All armies attempted the first method by increasing the number of their guns, the size of their guns, and the quantity of their ammunition. So thoroughly was this done that whole sectors of an enemy’s front were blasted out of recognition. This, however, was only accomplished after all surprise had been sacrificed by obvious preparation during which notice and time were given to the enemy to mass his reserves in order to meet the attack. Further than this, though the enemy’s wire and trenches were destroyed all communications on his side of “No Man’s Land” were obliterated, with the result that a new obstacle, “the crumped area,” proved as formidable an antagonist to a continuous advance, by hampering supply, as uncut wire had done to a successful assault, by forbidding infantry movement.

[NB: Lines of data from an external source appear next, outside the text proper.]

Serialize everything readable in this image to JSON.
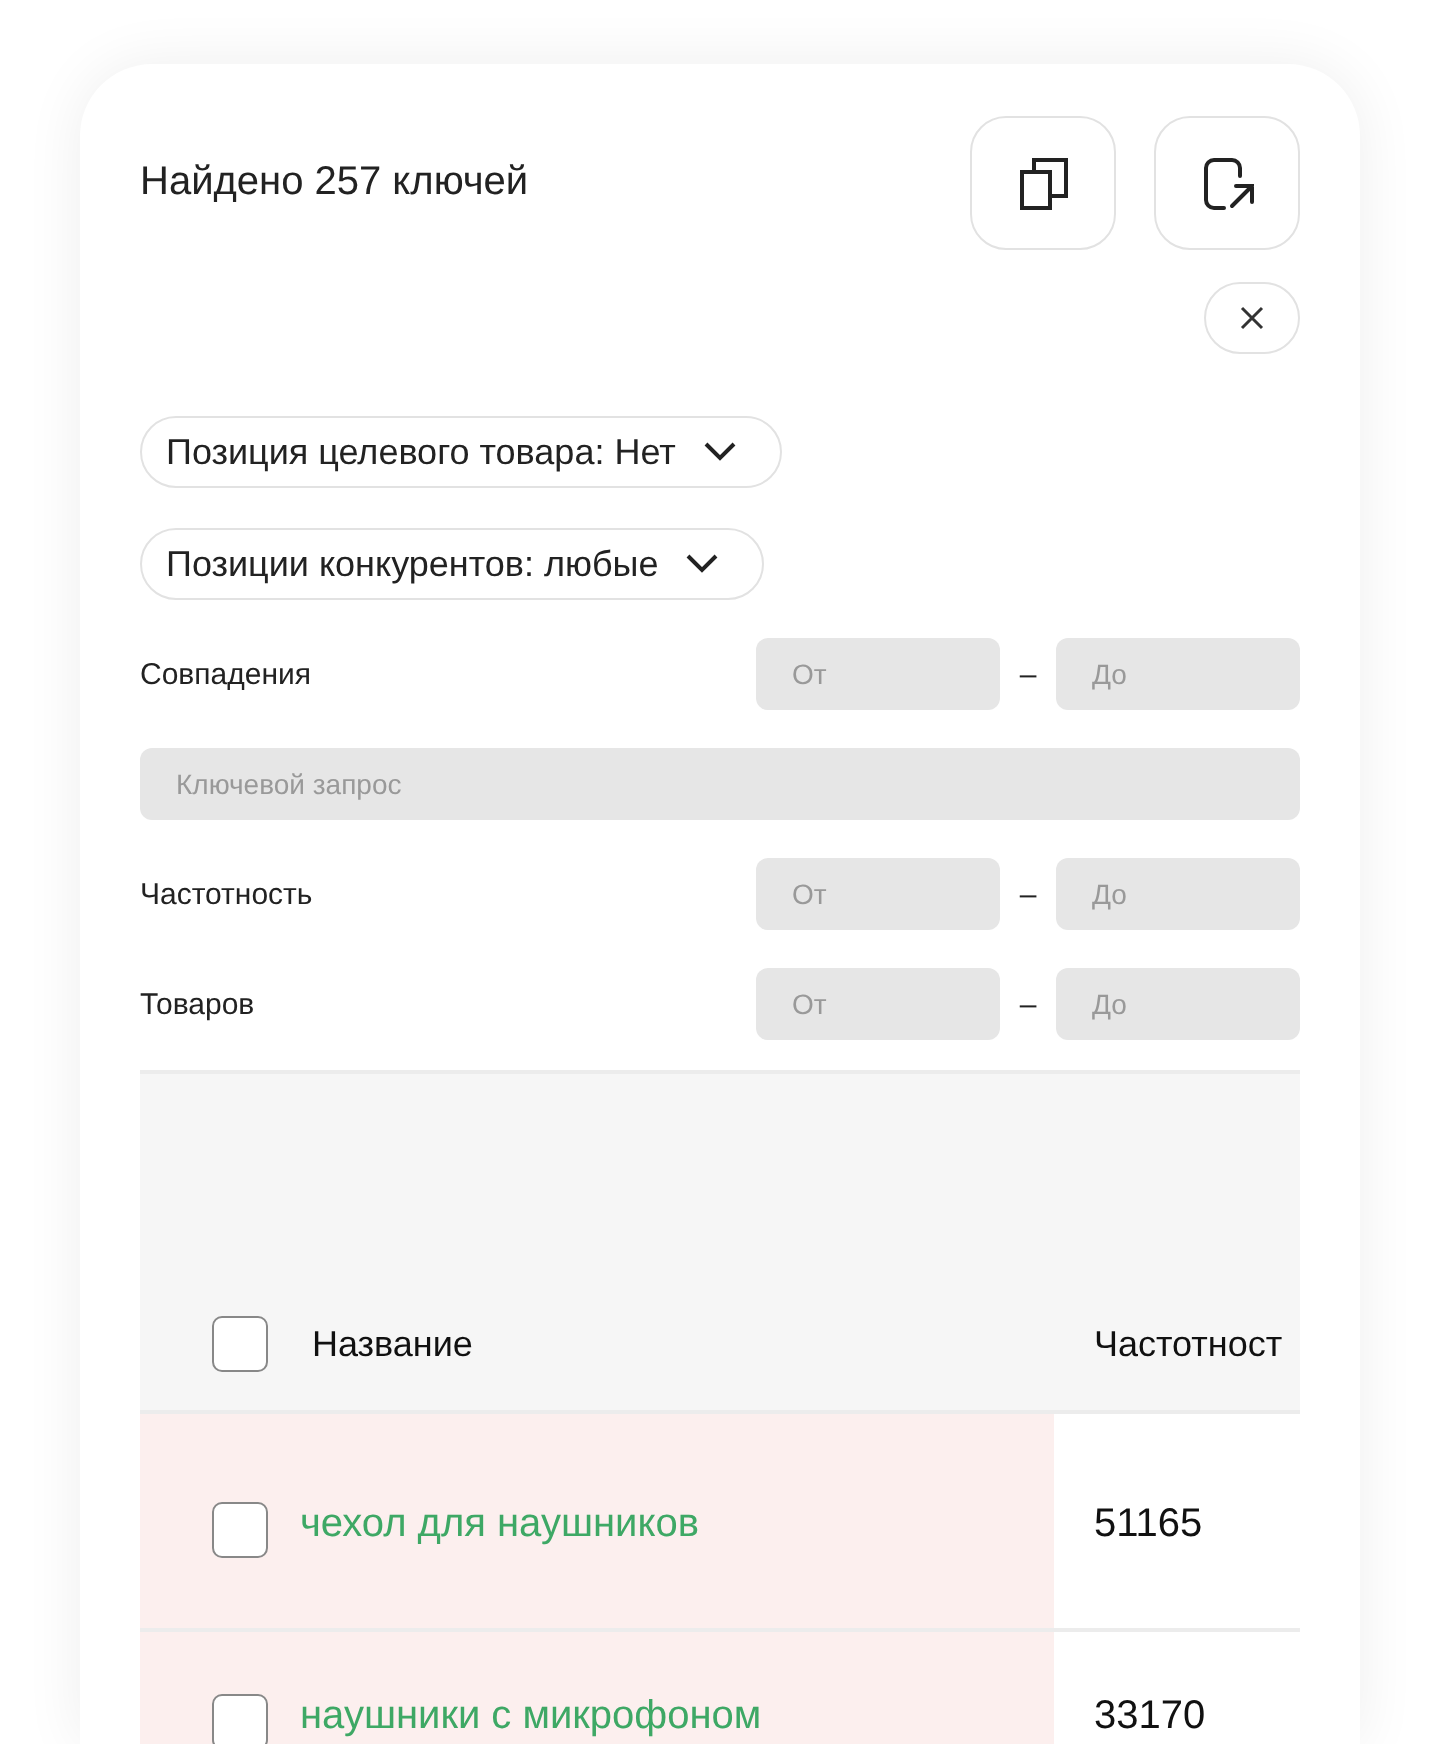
{
  "header": {
    "title": "Найдено 257 ключей"
  },
  "dropdowns": [
    {
      "label": "Позиция целевого товара: Нет"
    },
    {
      "label": "Позиции конкурентов: любые"
    }
  ],
  "filters": [
    {
      "kind": "range",
      "label": "Совпадения",
      "from_placeholder": "От",
      "separator": "–",
      "to_placeholder": "До"
    },
    {
      "kind": "text",
      "placeholder": "Ключевой запрос"
    },
    {
      "kind": "range",
      "label": "Частотность",
      "from_placeholder": "От",
      "separator": "–",
      "to_placeholder": "До"
    },
    {
      "kind": "range",
      "label": "Товаров",
      "from_placeholder": "От",
      "separator": "–",
      "to_placeholder": "До"
    }
  ],
  "table": {
    "select_all_checked": false,
    "columns": [
      "Название",
      "Частотност"
    ],
    "rows": [
      {
        "name": "чехол для наушников",
        "frequency": "51165",
        "checked": false,
        "highlighted": true
      },
      {
        "name": "наушники с микрофоном",
        "frequency": "33170",
        "checked": false,
        "highlighted": true
      }
    ]
  }
}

Instead of solving the problem: “How could mobility be reintroduced on the Western Front?” the great increase in artillery, during 1915 and 1916, only complicated it, for, though the preliminary bombardment cut the wire and blew in the enemy’s trenches and the creeping barrage protected the infantry in a high degree, every artillery attack during two years ended in failure due to want of surprise at its initiation and the impossibility of adequate supply during its progress.

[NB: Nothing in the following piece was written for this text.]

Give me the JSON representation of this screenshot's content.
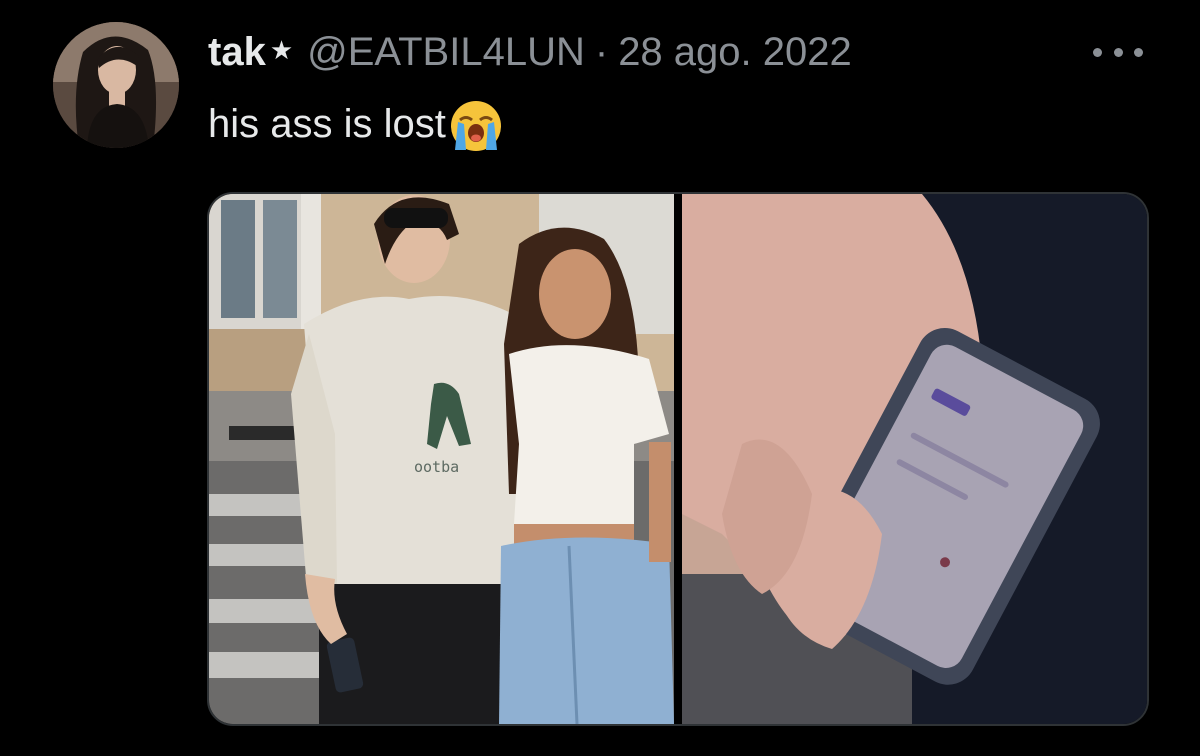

The Germans attempted the second method—gas, and from the Second Battle of Ypres the chemist fell in alongside the soldier. That gas might have won the war is to-day too obvious to need accentuation. Two conditions were alone requisite—sufficient gas and a favourable wind. Fortunately for us the German did not wait long enough to manufacture gas in quantity; unfortunately for them the prevailing wind on the Western Front is westerly, consequently when we and the French retaliated they got more than they ever gave us.

The introduction of gas still further complicated the problem, for, whilst it is easy for the defender to launch gas clouds, it is difficult for an attacker to do so, consequently once soldiers had been equipped with respirators the defence gained by this method of fighting and warfare became still more immobile.

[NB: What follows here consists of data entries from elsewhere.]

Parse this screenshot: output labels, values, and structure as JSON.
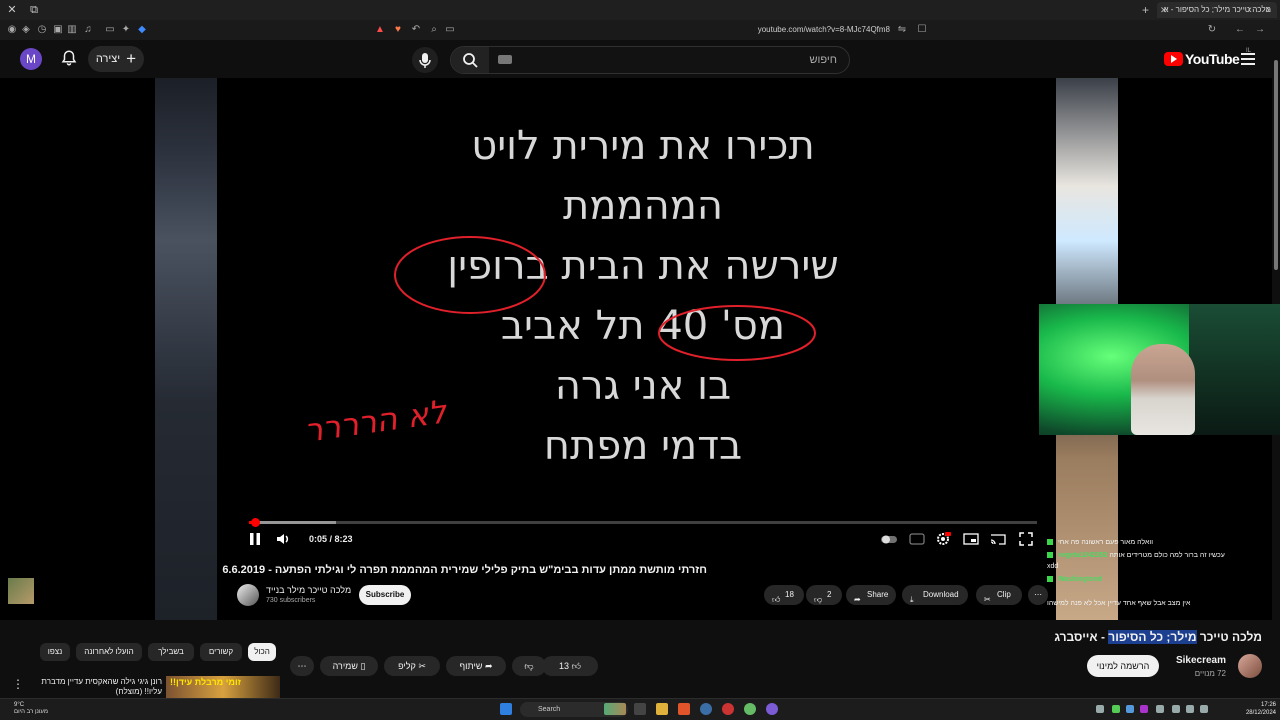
{
  "browser": {
    "tab_title": "מלכה טייכר מילר; כל הסיפור - א",
    "url": "youtube.com/watch?v=8-MJc74Qfm8"
  },
  "header": {
    "avatar_letter": "M",
    "create_label": "יצירה",
    "search_placeholder": "חיפוש",
    "logo_text": "YouTube",
    "logo_region": "IL"
  },
  "player": {
    "slide_lines": [
      "תכירו את מירית לויט",
      "המהממת",
      "שירשה את הבית ברופין",
      "מס' 40 תל אביב",
      "בו אני גרה",
      "בדמי מפתח"
    ],
    "handwritten_note": "לא הרררר",
    "time": "0:05 / 8:23",
    "progress_fraction": 0.006,
    "buffered_fraction": 0.11
  },
  "video_info": {
    "title": "חזרתי מותשת ממתן עדות בבימ\"ש בתיק פלילי שמירית המהממת תפרה לי וגילתי הפתעה - 6.6.2019",
    "channel_name": "מלכה טייכר מילר בנייד",
    "subscribers": "730 subscribers",
    "subscribe_label": "Subscribe",
    "likes": "18",
    "dislikes": "2",
    "share_label": "Share",
    "download_label": "Download",
    "clip_label": "Clip"
  },
  "chat": [
    {
      "user": "",
      "msg": "וואלה מאור פעם ראשונה פה אחי"
    },
    {
      "user": "vegeta1242352",
      "msg": "עכשיו זה ברור למה כולם מטרידים אותה"
    },
    {
      "user": "",
      "msg": "xdd"
    },
    {
      "user": "Washingtonit",
      "msg": ""
    },
    {
      "user": "",
      "msg": "אין מצב אבל שאף אחד עדיין אכל לא פנה למישהו"
    }
  ],
  "stream": {
    "title_prefix": "מלכה טייכר ",
    "title_highlight": "מילר; כל הסיפור",
    "title_suffix": " - אייסברג",
    "channel_name": "Sikecream",
    "channel_subs": "72 מנויים",
    "join_label": "הרשמה למינוי"
  },
  "actions": {
    "likes": "13",
    "share": "שיתוף",
    "clip": "קליפ",
    "save": "שמירה"
  },
  "chips": [
    "הכול",
    "קשורים",
    "בשבילך",
    "הועלו לאחרונה",
    "נצפו"
  ],
  "recommended": {
    "title": "רונן גיגי גילה שהאקסית עדיין מדברת עליו!! (מוצלח)",
    "thumb_text": "זומי מרבלת עידן!!"
  },
  "taskbar": {
    "weather_temp": "9°C",
    "weather_desc": "מעונן רב היום",
    "search_label": "Search",
    "time": "17:26",
    "date": "28/12/2024"
  },
  "colors": {
    "yt_red": "#ff0000",
    "accent_highlight": "#1c3f8f",
    "chat_user": "#4cd964",
    "annotation": "#e0202a"
  }
}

As regards the British front the opening day of the First Battle of the Somme, July 1, 1916, showed, through the terrible casualty lists which followed, how far the defence had become the stronger form of war. At no date in the whole history of the war was a stalemate termination to all our endeavours more certain. The hopes of nearly two years were shattered in a few hours before the ruins of Thiepval, Serre, and Gommecourt, where our men fell in thousands before the deadly machine-gun fire of the enemy. Eleven weeks later, on September 15, a solution to the problem became apparent, a solution due to the efforts of a small band of men, of whose energy and endeavours the next chapter will relate.


CHAPTER II
THE INVENTION OF THE LANDSHIP

It is not proposed in this chapter to give an answer to the question: “Who first thought of the tank?” The idea of combining mobility with offensive power and armour, as the previous chapter has shown, is a very old one, so old and so universal throughout history that, when the Great War broke out in 1914, many soldiers and civilians alike must have considered ways and means of reintroducing the knight in armour and the battle car by replacing muscular energy by mechanical force—in other words, by applying petrol to the needs of the battlefield.